ClimateGate

12 December 2009

Background

Datasets of regular temperature readings using reasonably standardised equipment go back to around the mid-late 19th century. There are differences on equipment technology and calibration, but these can be taken account of. These datasets are not seriously challenged, and they show a statistically significant increase in global temperatures.

The problem is that climate change research needs to consider the increase over the last ~150 years in the context of cycles covering centuries (if not millennia). The magnitude of long time-scale (i.e. prehistoric) changes in relation to the measured 20th century increase is important as it indicates whether the measured global warming (notionally caused by CO2 emissions) is actually important in the (very) long term.

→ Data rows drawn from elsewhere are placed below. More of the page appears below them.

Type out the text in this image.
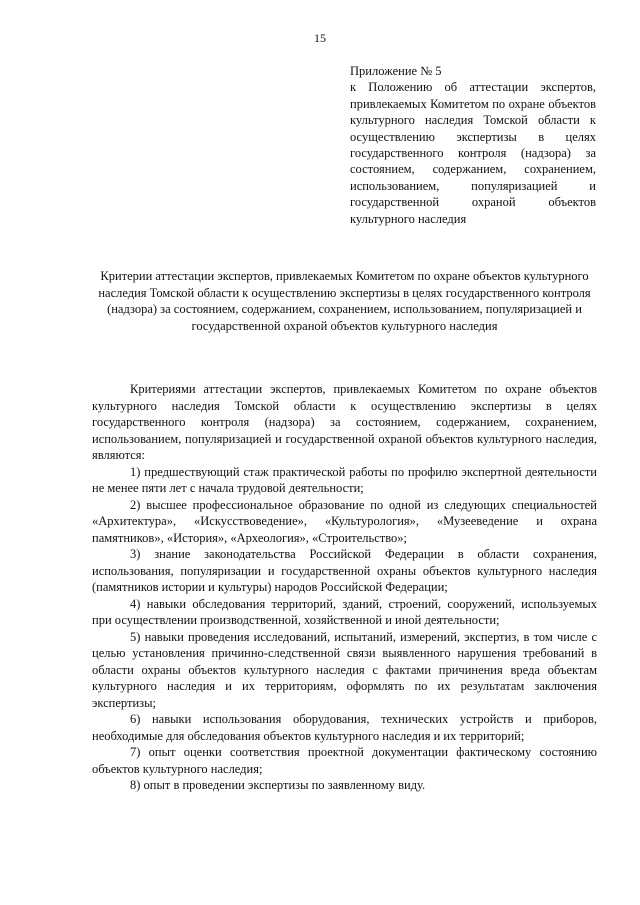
15
Приложение № 5
к Положению об аттестации экспертов, привлекаемых Комитетом по охране объектов культурного наследия Томской области к осуществлению экспертизы в целях государственного контроля (надзора) за состоянием, содержанием, сохранением, использованием, популяризацией и государственной охраной объектов культурного наследия
Критерии аттестации экспертов, привлекаемых Комитетом по охране объектов культурного наследия Томской области к осуществлению экспертизы в целях государственного контроля (надзора) за состоянием, содержанием, сохранением, использованием, популяризацией и государственной охраной объектов культурного наследия

Критериями аттестации экспертов, привлекаемых Комитетом по охране объектов культурного наследия Томской области к осуществлению экспертизы в целях государственного контроля (надзора) за состоянием, содержанием, сохранением, использованием, популяризацией и государственной охраной объектов культурного наследия, являются:

1) предшествующий стаж практической работы по профилю экспертной деятельности не менее пяти лет с начала трудовой деятельности;

2) высшее профессиональное образование по одной из следующих специальностей «Архитектура», «Искусствоведение», «Культурология», «Музееведение и охрана памятников», «История», «Археология», «Строительство»;

3) знание законодательства Российской Федерации в области сохранения, использования, популяризации и государственной охраны объектов культурного наследия (памятников истории и культуры) народов Российской Федерации;

4) навыки обследования территорий, зданий, строений, сооружений, используемых при осуществлении производственной, хозяйственной и иной деятельности;

5) навыки проведения исследований, испытаний, измерений, экспертиз, в том числе с целью установления причинно-следственной связи выявленного нарушения требований в области охраны объектов культурного наследия с фактами причинения вреда объектам культурного наследия и их территориям, оформлять по их результатам заключения экспертизы;

6) навыки использования оборудования, технических устройств и приборов, необходимые для обследования объектов культурного наследия и их территорий;

7) опыт оценки соответствия проектной документации фактическому состоянию объектов культурного наследия;

8) опыт в проведении экспертизы по заявленному виду.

Getting prehistoric temperature readings

This is where reconstructed historical temperature records come in. In this case it is temperatures based on tree rings. Deriving temperature estimates from these sources has its own assumptions and complications, but these are a side issue.

And the problem?

It seems that tree ring temperature reconstructions only go up to around 1960, although it is unclear what the actual status of post-1960s data is. Because of the window-size (40 years) of the low-pass smoothing filter used on the data, the end of the data have to be padded. I'm not a statistician, but my guesstimate is that the smoothed data would only go to circa 1940 without the padding.

Since the end of this data series is a high, normal padding followed by low-pass smoothing would result in the end of the output graph tending towards a (lower) long-running moving average rather than follow any "recent" trend. To get round this, it seems the tree ring data was instead padded with instrumental data, the low-pass filter applied, and then the resulting graph truncated at 1960.

Data integrity

An interesting read is the Harry Readme, file from the CRU data, which documents someone trawling through the archive of CRU datasets and processing programs. Poor software engineering is not really a sin, even at research level, as efficiency and robustness to corrupt input is not the issue it is with released software. These people are not trained computer scientists. However the whole dataset looks like someone assembled it for their research, then simply archived the lot rather than making any effort to document what is where. Again this is not a sin in itself, as the resulting publication should contain sufficient detail on post-processing of raw data as to allow replication.

The problem here is that this dataset is also the primary source of raw data, and there seems to have been no proper documented segregation of the original station data, the unified raw data, and the post-processed data used for whatever research publication(s). There's also a load of programs suffering from bitrot in there as well. This means that the 4-year clearup also had to work out what was where, in addition to sorting out inconsistencies in the original data. Such large datasets will have errors in them, and there are statistical methods to get round them, but the last thing that is needed is more uncertainty as a result of assumptions in the cleanup.

CRU attitude

Much has been said of the attitude of the CRU to anti-climate-change lobby, but this anti lobby have themselves done things that are not exactly kosher. The most vocal on the subject have been those who lambast the case for climate change regardless, and among the more nationalistic parts of the political right wing anti-environmentalism is currently a major policy point.

The case for climate change

Although the case for climate change happening is not undermined, a lot of questions are raised. The biggest is whether the magnitude of climate change has been systematically overstated, particularly for political purposes (e.g. high fuel duty, nuclear power, etc).